Door opener for China’s automotive giants?
According to Handelsblatt, BMW will rely mainly on GWM’s technical expertise for its electric “Mini” rolling off the production line in China. The newspaper also speculates that BMW could come closer to its own yield target by taking over this comparatively low-cost technology at its European production sites. In doing so, however, the Munich-based manufacturer would also be advertising for the automotive industry from the Far East, which was often ridiculed in the past due to quality deficiencies or copied designs. In the meantime, half of those surveyed are already open to buying an e-car from Chinese production, according to a survey by the management consultancy Simon-Kucher & Partners. A strong price/performance ratio and state-of-the-art technology were the main reasons for buying.
A threat to Europe as a car manufacturing location?
The location advantage of GWM, SAIC Motors or Geely is enormous: according to Nikkei Asia, there is talk of up to 50 percent lower production costs due to the more efficient procurement of raw materials. And the Chinese government is probably interested in securing the supply of raw materials for its own industry. The export of permanent magnets could then be significantly reduced, as the market research group Adamas Intelligence points out. China’s own demand for the rare earths needed for production is rising sharply, and it covers a large part of this demand by importing them, for example from Myanmar. Given that 98 percent of the magnets for e-cars in the EU come from the People’s Republic, this would be dramatic news for local automakers. They would then be squeezed from two sides.
If the industry does not find a recipe against the competition from Asia, the entire location of Europe is at risk. According to the European Commission, almost 14 million people work directly or indirectly in the automotive industry.
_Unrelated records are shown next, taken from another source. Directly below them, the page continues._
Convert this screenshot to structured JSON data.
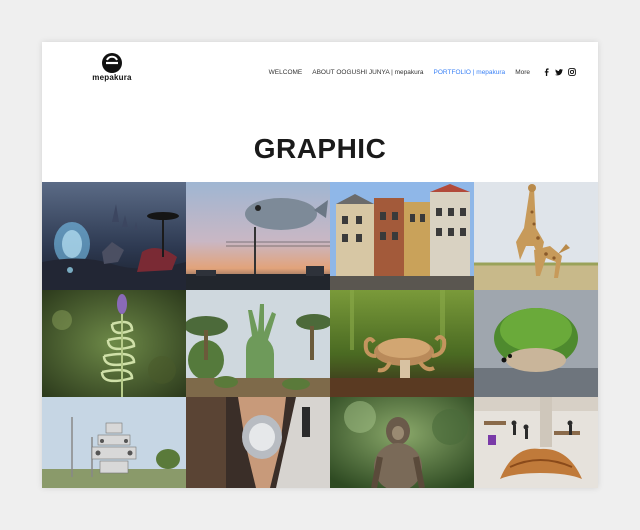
{
  "brand": {
    "name": "mepakura"
  },
  "nav": {
    "items": [
      {
        "label": "WELCOME",
        "active": false
      },
      {
        "label": "ABOUT OOGUSHI JUNYA | mepakura",
        "active": false
      },
      {
        "label": "PORTFOLIO | mepakura",
        "active": true
      },
      {
        "label": "More",
        "active": false
      }
    ],
    "social": [
      "facebook-icon",
      "twitter-icon",
      "instagram-icon"
    ]
  },
  "page": {
    "title": "GRAPHIC"
  },
  "colors": {
    "accent": "#3b82f6",
    "text": "#1a1a1a",
    "background": "#efefef"
  },
  "gallery": {
    "tiles": [
      {
        "name": "alien-landscape-artwork"
      },
      {
        "name": "flying-fish-sunset-artwork"
      },
      {
        "name": "colorful-townhouses-artwork"
      },
      {
        "name": "giraffe-balance-artwork"
      },
      {
        "name": "lavender-spiral-artwork"
      },
      {
        "name": "cactus-hand-artwork"
      },
      {
        "name": "octopus-mushroom-artwork"
      },
      {
        "name": "moss-hedgehog-artwork"
      },
      {
        "name": "robot-tower-artwork"
      },
      {
        "name": "runway-model-artwork"
      },
      {
        "name": "monkey-forest-artwork"
      },
      {
        "name": "giant-croissant-artwork"
      }
    ]
  }
}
Robin Harding, Asia correspondent for the Financial Times, compared the current situation to the arrival of Japanese cars, now on a par, on world markets in the late 1970s. At the time, the United States pushed to limit imports of Japanese cars. The situation grew into a trade war between the allied powers, as other industries from the Land of the Rising Sun also entered the market.
In the long run, the disputes did not hurt the Japanese companies; they responded by building their own manufacturing facilities in the United States. Finally, in 2021, Toyota sold more cars than GM for the first time. For the first time since 1931, the Detroit-based manufacturer would no longer be the top seller in the U.S., CNBC reported at the time.
Compared to the situation in the 1980s, the impact of a further strengthening of the Chinese auto industry is significantly greater, Harding sums up.